Professor Andrew Chi-chih Yao, world-renowned computer scientist and the first Chinese scientist to receive the prestigious Turing Award of the Association for Computing Machinery, the highest honour in computer science, has joined The Chinese University of Hong Kong as Distinguished Professor-at-Large.
The prestigeous Turing Award is presented annually by the Association for Computing Machinery (ACM) to a selected individual whose contributions are of lasting and major technical importance to the computer field and have propelled the information technology industry. The award, named after Alan M. Turing, the British mathematician considered to be one of the fathers of modern computer science, is regarded as the Nobel Prize of computer science. As a winner of the Award, Professor Yao's profound contributions to the advancement of computer science and technology is widely recognized worldwide.
Professor Yao was born in Shanghai, China. He completed his undergraduate education in physics at Taiwan University and furthered his studies at Harvard University. After he was awarded a PhD degree in physics from Harvard University in 1972, he decided to switch to computer science, foreseeing the unprecedented changes that computer science would bring to the global community. In 1975, he received his second PhD, in computer science, from the University of Illinois. After teaching and researching at MIT (1975-1976), Stanford University (1976-1981, 1982-1986) and UC Berkeley (1981-1982), he joined Princeton University in 1986 as the William and Edna Macaleer Professor of Engineering and Applied Science. In 2004, he became a Professor of Computer Science at Tsinghua Univeristy in Beijing.
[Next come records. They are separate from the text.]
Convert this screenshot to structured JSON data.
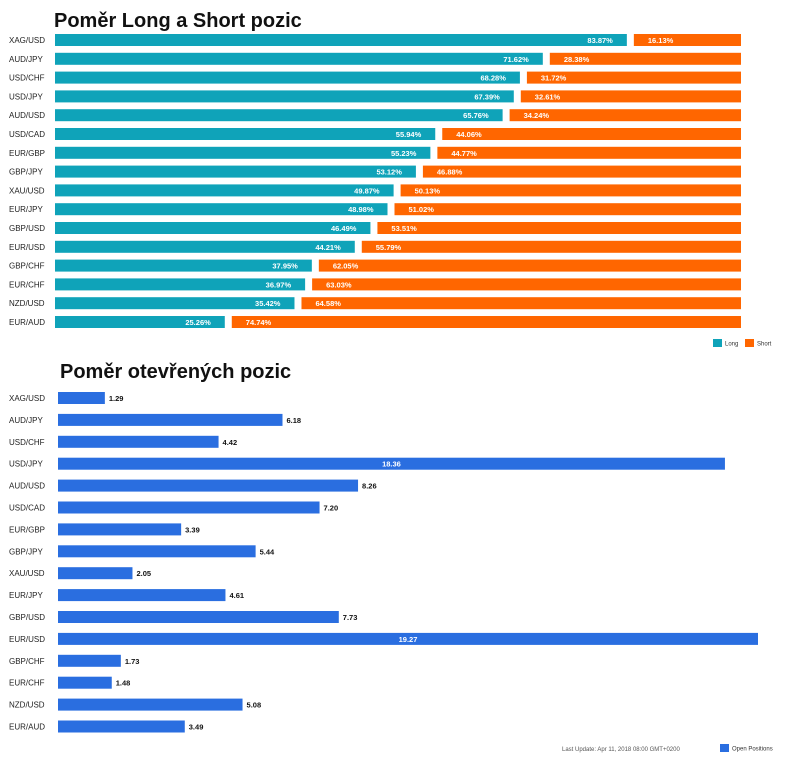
{
  "colors": {
    "long": "#0fa3b9",
    "short": "#ff6600",
    "open": "#2a6ee0",
    "label_text": "#222222",
    "value_on_bar": "#ffffff",
    "value_off_bar": "#111111"
  },
  "chart_data": [
    {
      "type": "bar",
      "orientation": "horizontal",
      "stacked": "percent",
      "title": "Poměr Long a Short pozic",
      "categories": [
        "XAG/USD",
        "AUD/JPY",
        "USD/CHF",
        "USD/JPY",
        "AUD/USD",
        "USD/CAD",
        "EUR/GBP",
        "GBP/JPY",
        "XAU/USD",
        "EUR/JPY",
        "GBP/USD",
        "EUR/USD",
        "GBP/CHF",
        "EUR/CHF",
        "NZD/USD",
        "EUR/AUD"
      ],
      "series": [
        {
          "name": "Long",
          "color_key": "long",
          "values": [
            83.87,
            71.62,
            68.28,
            67.39,
            65.76,
            55.94,
            55.23,
            53.12,
            49.87,
            48.98,
            46.49,
            44.21,
            37.95,
            36.97,
            35.42,
            25.26
          ],
          "labels": [
            "83.87%",
            "71.62%",
            "68.28%",
            "67.39%",
            "65.76%",
            "55.94%",
            "55.23%",
            "53.12%",
            "49.87%",
            "48.98%",
            "46.49%",
            "44.21%",
            "37.95%",
            "36.97%",
            "35.42%",
            "25.26%"
          ]
        },
        {
          "name": "Short",
          "color_key": "short",
          "values": [
            16.13,
            28.38,
            31.72,
            32.61,
            34.24,
            44.06,
            44.77,
            46.88,
            50.13,
            51.02,
            53.51,
            55.79,
            62.05,
            63.03,
            64.58,
            74.74
          ],
          "labels": [
            "16.13%",
            "28.38%",
            "31.72%",
            "32.61%",
            "34.24%",
            "44.06%",
            "44.77%",
            "46.88%",
            "50.13%",
            "51.02%",
            "53.51%",
            "55.79%",
            "62.05%",
            "63.03%",
            "64.58%",
            "74.74%"
          ]
        }
      ],
      "legend": {
        "position": "bottom-right",
        "items": [
          "Long",
          "Short"
        ]
      },
      "grid": false
    },
    {
      "type": "bar",
      "orientation": "horizontal",
      "title": "Poměr otevřených pozic",
      "categories": [
        "XAG/USD",
        "AUD/JPY",
        "USD/CHF",
        "USD/JPY",
        "AUD/USD",
        "USD/CAD",
        "EUR/GBP",
        "GBP/JPY",
        "XAU/USD",
        "EUR/JPY",
        "GBP/USD",
        "EUR/USD",
        "GBP/CHF",
        "EUR/CHF",
        "NZD/USD",
        "EUR/AUD"
      ],
      "series": [
        {
          "name": "Open Positions",
          "color_key": "open",
          "values": [
            1.29,
            6.18,
            4.42,
            18.36,
            8.26,
            7.2,
            3.39,
            5.44,
            2.05,
            4.61,
            7.73,
            19.27,
            1.73,
            1.48,
            5.08,
            3.49
          ],
          "labels": [
            "1.29",
            "6.18",
            "4.42",
            "18.36",
            "8.26",
            "7.20",
            "3.39",
            "5.44",
            "2.05",
            "4.61",
            "7.73",
            "19.27",
            "1.73",
            "1.48",
            "5.08",
            "3.49"
          ]
        }
      ],
      "xlim": [
        0,
        19.27
      ],
      "legend": {
        "position": "bottom-right",
        "items": [
          "Open Positions"
        ]
      },
      "grid": false
    }
  ],
  "footer": {
    "last_update": "Last Update: Apr 11, 2018 08:00 GMT+0200"
  }
}
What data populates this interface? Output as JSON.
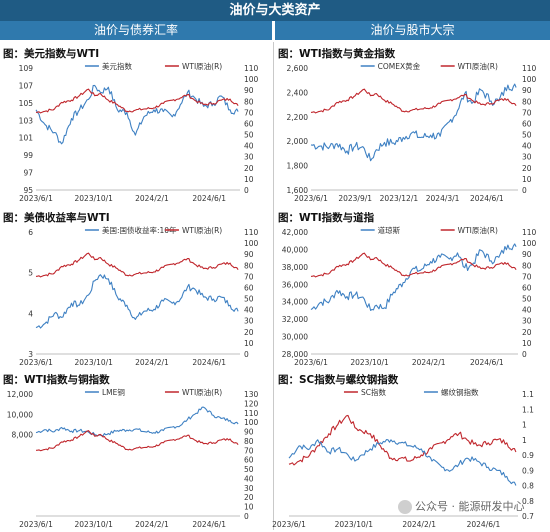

Professor Yao was awarded the Turing Award in 2000, "in recognition of his fundamental contributions to the theory of computation, including the complexity-based theory of pseudorandom number generation, cryptography, and communication complexity". His research activities are in the design of efficient computer algorithms, and complexity theories in emerging new areas of theoretical computer science, such as quantum communication and computing. A prolific scientist, Professor Yao has published over 100 articles in these areas and brought ground-breaking developments to computer science.
A world-leading computer scientist, Professor Yao has received numerous honours and awards. Before the Turing Award, he had won two prestigious awards: the George Polya Prize and the first Donald E. Knuth Prize. He received an Honorary Doctor of Science degree from City University of Hong Kong in 2003, and an Honorary Doctor of Engineering degree from Hong Kong University of Science and Technology in 2004. Professor Yao is a member of the US Academy of Sciences, a Fellow of the American Academy of Arts and Sciences, and a member of Academia Sinica in Taipei. He was recently elected a foreign fellow of the Chinese Academy of Sciences.
The Distinguished Professor-at-Large is a specially created chair with university-wide responsibilities. Currently three world-class masters have joined as Distinguished Professor-at-Large. They are Professor Yang Chen Ning, the first Chinese Nobel Laureate, Professor Sir James A Mirrlees, Nobel Laureate in Economics 1996, and Professor Yau Shing Tung, Director of the Institute of Mathematical Sciences of CUHK and the only Chinese Fields Medallist. They have made remarkable contributions to the University in providing quality education and strengthening the relation between Hong Kong and the international scholarly community.